Um aspecto peculiar que diferencia homens e mulheres na relação com o divórcio é a hora em que cada um se rende ao fim da união. Em geral, mesmo após todos os indícios de ruína, a mulher tende a negar a realidade e se sente surpreendida com a separação (quando a decisão é tomada pelo homem, obviamente). Já eles, postergam o divórcio até o limite. "O que os prende em casa são os filhos e a questão financeira", diz Eliane. Foi o que ocorreu com o guarda civil Mateus Marcelo Jesus, 40 anos, que manteve durante três anos um casamento arruinado. "Esperei até ter condições de deixá-las amparadas financeiramente", afirma Mateus, em referência à ex-mulher e às duas filhas.

A atriz Rogéria Capetine, 29 anos, tinha todos os elementos para prever seu futuro, mas preferiu abstrair os fatos e apostar na sorte. "Ele me traiu uma vez quando namorávamos", afirma. Após a descoberta, apesar de desconfiada, não resistiu às investidas do amado e cedeu ao pedido de casamento. "Eu tinha esperanças de que tudo se acertasse", diz. Para testar a fidelidade do marido, se passou por outra mulher e o abordou pela internet. "Ele deixou claro que me trairia de novo", conta a atriz, que se separou há três anos, mas ainda não está certa do divórcio. "Vou sentir um vazio quando os papéis forem assinados." "O maior desafio é entender que o casamento acaba, mas a vida continua", afirma a psicóloga Maria Tereza Maldonado, que publicou recentemente o livro "Casamento, Término e Reconstrução" (Integrare Editora).

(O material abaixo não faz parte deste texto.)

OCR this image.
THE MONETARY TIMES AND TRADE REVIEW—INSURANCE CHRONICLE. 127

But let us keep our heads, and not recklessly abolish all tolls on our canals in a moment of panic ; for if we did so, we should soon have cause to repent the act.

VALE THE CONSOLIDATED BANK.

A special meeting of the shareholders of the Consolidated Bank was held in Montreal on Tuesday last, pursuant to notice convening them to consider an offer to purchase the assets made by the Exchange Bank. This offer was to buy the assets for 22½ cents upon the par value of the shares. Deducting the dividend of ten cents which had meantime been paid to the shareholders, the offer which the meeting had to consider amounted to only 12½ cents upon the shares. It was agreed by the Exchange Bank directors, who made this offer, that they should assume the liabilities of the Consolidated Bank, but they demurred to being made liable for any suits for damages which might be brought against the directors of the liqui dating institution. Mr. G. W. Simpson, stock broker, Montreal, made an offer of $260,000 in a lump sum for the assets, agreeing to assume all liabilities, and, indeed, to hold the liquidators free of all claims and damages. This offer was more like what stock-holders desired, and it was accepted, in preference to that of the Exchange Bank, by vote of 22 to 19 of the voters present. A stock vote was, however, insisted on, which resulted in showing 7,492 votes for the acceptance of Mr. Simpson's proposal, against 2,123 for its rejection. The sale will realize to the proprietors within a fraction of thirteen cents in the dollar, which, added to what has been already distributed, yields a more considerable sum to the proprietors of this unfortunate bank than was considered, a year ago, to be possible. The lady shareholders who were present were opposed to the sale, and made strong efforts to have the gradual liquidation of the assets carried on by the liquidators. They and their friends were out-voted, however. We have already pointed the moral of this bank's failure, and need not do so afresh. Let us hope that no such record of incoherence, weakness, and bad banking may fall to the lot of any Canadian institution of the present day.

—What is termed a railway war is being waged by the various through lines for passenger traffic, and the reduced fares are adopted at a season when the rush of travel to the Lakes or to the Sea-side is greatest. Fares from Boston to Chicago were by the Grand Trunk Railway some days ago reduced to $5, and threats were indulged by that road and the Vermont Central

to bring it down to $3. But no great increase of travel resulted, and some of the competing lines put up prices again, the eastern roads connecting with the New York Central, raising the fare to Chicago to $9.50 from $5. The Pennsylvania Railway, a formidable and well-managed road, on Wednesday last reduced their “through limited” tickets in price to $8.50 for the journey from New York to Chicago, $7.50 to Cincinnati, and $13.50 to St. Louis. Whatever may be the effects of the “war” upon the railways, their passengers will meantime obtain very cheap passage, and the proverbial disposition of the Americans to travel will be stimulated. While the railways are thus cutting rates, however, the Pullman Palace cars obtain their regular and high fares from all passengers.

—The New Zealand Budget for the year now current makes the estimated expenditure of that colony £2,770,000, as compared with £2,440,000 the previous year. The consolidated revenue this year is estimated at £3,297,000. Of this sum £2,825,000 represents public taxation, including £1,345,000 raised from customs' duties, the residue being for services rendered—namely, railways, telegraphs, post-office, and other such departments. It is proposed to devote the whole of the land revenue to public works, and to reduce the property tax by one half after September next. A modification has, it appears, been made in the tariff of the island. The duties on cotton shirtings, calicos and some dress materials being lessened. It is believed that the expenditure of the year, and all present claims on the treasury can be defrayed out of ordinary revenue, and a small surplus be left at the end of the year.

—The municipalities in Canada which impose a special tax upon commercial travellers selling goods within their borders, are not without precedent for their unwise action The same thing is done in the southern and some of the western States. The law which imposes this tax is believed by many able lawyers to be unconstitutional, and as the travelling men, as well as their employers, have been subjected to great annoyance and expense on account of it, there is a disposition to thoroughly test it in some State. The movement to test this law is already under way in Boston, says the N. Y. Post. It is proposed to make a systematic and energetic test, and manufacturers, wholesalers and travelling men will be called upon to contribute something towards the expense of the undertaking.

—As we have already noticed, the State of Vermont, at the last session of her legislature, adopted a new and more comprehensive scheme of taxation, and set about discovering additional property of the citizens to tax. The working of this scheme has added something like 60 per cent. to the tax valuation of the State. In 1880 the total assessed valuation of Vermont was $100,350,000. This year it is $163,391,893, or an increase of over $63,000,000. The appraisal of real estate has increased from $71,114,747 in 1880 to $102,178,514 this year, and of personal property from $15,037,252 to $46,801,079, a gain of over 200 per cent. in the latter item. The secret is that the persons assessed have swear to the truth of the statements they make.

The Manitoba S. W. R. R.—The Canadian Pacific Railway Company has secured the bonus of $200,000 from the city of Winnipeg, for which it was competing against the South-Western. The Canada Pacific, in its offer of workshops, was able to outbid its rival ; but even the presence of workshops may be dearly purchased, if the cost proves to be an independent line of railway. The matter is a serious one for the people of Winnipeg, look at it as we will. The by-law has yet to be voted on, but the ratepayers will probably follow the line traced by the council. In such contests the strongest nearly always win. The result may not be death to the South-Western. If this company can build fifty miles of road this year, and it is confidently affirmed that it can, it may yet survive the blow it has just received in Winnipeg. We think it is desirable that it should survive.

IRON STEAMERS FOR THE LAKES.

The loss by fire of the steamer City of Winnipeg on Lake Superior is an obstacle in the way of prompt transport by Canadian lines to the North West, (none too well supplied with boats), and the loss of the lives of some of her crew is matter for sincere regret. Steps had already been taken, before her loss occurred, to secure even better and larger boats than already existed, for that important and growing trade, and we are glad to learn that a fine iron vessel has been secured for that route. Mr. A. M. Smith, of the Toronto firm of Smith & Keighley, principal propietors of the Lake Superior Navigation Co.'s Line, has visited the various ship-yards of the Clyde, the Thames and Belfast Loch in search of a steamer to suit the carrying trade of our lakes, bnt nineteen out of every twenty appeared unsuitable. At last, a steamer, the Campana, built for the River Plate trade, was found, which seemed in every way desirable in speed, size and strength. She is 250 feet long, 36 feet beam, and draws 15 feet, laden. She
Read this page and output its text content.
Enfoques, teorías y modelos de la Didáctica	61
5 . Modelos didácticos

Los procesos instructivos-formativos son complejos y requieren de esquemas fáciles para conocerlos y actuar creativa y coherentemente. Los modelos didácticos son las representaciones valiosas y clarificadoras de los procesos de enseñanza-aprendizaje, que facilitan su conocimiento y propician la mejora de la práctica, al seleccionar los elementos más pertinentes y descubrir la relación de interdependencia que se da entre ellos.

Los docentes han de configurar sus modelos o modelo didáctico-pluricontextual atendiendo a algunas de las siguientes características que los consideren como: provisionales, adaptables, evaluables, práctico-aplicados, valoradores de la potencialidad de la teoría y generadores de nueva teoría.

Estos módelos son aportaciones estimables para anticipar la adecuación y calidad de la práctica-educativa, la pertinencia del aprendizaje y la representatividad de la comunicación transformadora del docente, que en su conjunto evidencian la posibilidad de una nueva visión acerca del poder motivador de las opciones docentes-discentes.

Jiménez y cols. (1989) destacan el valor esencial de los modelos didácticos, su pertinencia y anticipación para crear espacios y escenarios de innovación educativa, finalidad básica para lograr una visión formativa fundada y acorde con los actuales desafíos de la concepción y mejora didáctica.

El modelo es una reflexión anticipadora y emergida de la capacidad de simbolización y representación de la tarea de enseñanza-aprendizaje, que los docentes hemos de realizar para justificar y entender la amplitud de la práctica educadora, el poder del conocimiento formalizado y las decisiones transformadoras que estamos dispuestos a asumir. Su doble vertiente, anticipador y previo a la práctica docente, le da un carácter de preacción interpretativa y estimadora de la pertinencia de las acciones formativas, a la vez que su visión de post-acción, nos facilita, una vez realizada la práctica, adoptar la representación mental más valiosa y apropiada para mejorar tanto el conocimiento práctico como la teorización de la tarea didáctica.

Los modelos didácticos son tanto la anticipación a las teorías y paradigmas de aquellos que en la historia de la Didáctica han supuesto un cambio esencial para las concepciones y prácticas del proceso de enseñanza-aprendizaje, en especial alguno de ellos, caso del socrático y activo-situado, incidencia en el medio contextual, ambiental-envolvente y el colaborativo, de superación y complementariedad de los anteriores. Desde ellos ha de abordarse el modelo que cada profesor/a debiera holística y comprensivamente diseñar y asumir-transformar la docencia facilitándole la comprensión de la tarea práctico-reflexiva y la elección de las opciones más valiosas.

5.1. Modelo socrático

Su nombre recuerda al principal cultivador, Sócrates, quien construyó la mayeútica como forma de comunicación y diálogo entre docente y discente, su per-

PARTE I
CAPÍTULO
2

Dados da última pesquisa estatística do registro civil do Instituto Brasileiro de Geografia e Estatística (IBGE) revelam que um em cada quatro casamentos se desfaz no Brasil. Em 2007, foram registrados cerca de 180 mil divórcios e 51 mil separações no País – 200% a mais do que no ano de 1984. "O brasileiro não se mantém numa relação sem felicidade", afirma a antropóloga Mirian Goldenberg. Ao contrário do que possa parecer, isso não prenuncia uma crise na instituição. "É um sinal da valorização do casamento satisfatório", afirma Mirian. Em 2007, foram realizados 916 mil casamentos – 3% a mais que no ano anterior. A taxa inclui os divorciados. Se há manuais para ajudá-los, melhor.